Bandung secara resmi memasuki peta kota kreatif global sejak bergabung dalam UNESCO Creative Cities Network pada 2015 di bidang design. Infrastruktur seperti Bandung Creative Hub, kawasan Braga, serta berbagai komunitas kreatif menjadi bukti fisik transformasi kota ini. Secara ekonomi, kontribusi sektor kreatif terhadap Produk Domestik Regional Bruto (PDRB) Bandung dan Jawa Barat cukup signifikan, meski perlu kajian lebih lanjut apakah sudah memenuhi target minimum pendapatan daerah. Namun, dalam sektor wisata muncul kecenderungan wisata buatan sebesar 34,64 persen dan wisata alam sebesar 34,12 persen mendominasi, sementara ruang kesenian kurang peminat hanya 7,37 persen Fasilitas, Spot Foto yang Instagramable, dan kemudahan tempat menjadi daya tarik utama pengunjung.
Pertanyaannya, apakah kreativitas Bandung masih berpihak pada seniman dan ruang budaya, atau kini hanya melayani industri visual dan konten digital semata?
Baca Juga: MAHASISWA BERSUARA: Mengevaluasi Seleksi Penerimaan Mahasiswa Baru
MAHASISWA BERSUARA: Gagalnya Perlawanan Neoliberalisasi Pendidikan di Indonesia dan Pelajaran Berharga dari Cile
MAHASISWA BERSUARA: Sikap Pengecut Sejarawan Kampus
Ledakan Wisata Buatan dan Daya Tariknya di Kota Besar
Wisata buatan, seperti taman hiburan, sebagai tempat pilihan rekreasi keluarga, hingga taman lampu warna-warni menjadi primadona baru di kota-kota besar. Penelitian Tambunan & Sipayung (2023) menegaskan bahwa daya tarik utama dari wisata buatan adalah kelengkapan fasilitas dan wahananya. Studi lain oleh Suliyanto (2020) menambahkan bahwa lokasi strategis dan promosi iklan turut memperkuat minat kunjungan ke tempat-tempat semacam itu.

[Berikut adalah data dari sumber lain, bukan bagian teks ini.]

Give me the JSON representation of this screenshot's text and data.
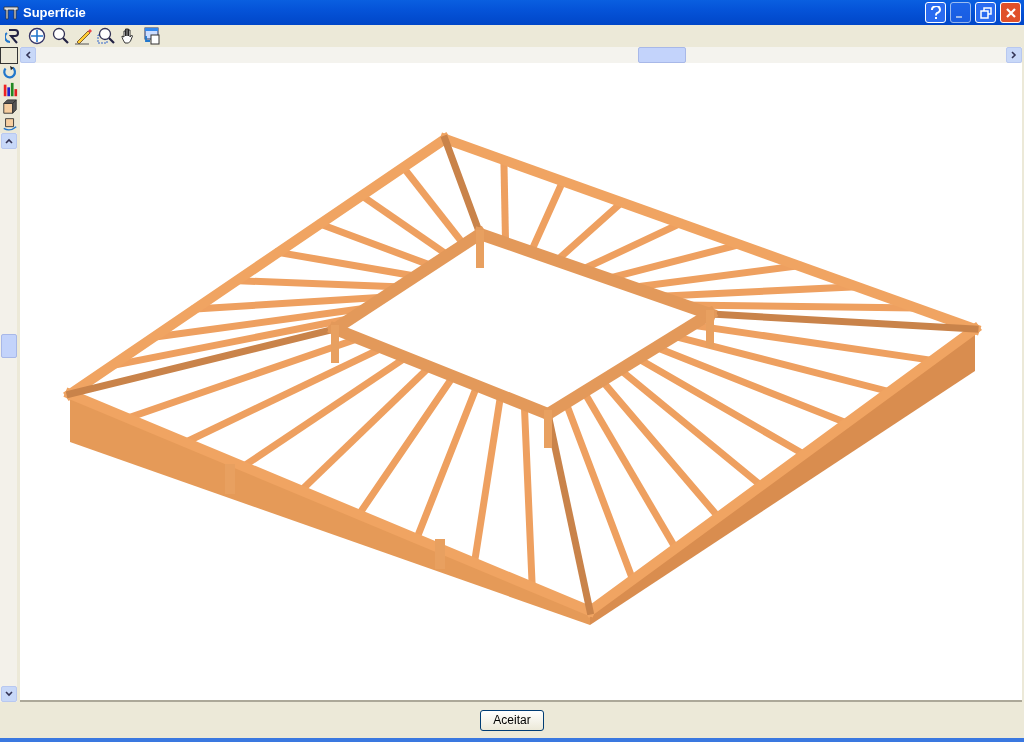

Fenomena ini memperlihatkan bagaimana preferensi masyarakat semakin diarahkan oleh kemudahan akses, kenyamanan, dan daya tarik visual yang instan, alih-alih konten yang bermakna secara budaya. Tidak mengherankan jika wisata buatan kemudian mendominasi ruang-ruang promosi kota, sementara ruang seni dan kesenian lokal sering kali tertinggal di belakang layar iklan. Pilihan ini mencerminkan paradigma wisata yang lebih menekankan pada komodifikasi pengalaman ketimbang refleksi kebudayaan.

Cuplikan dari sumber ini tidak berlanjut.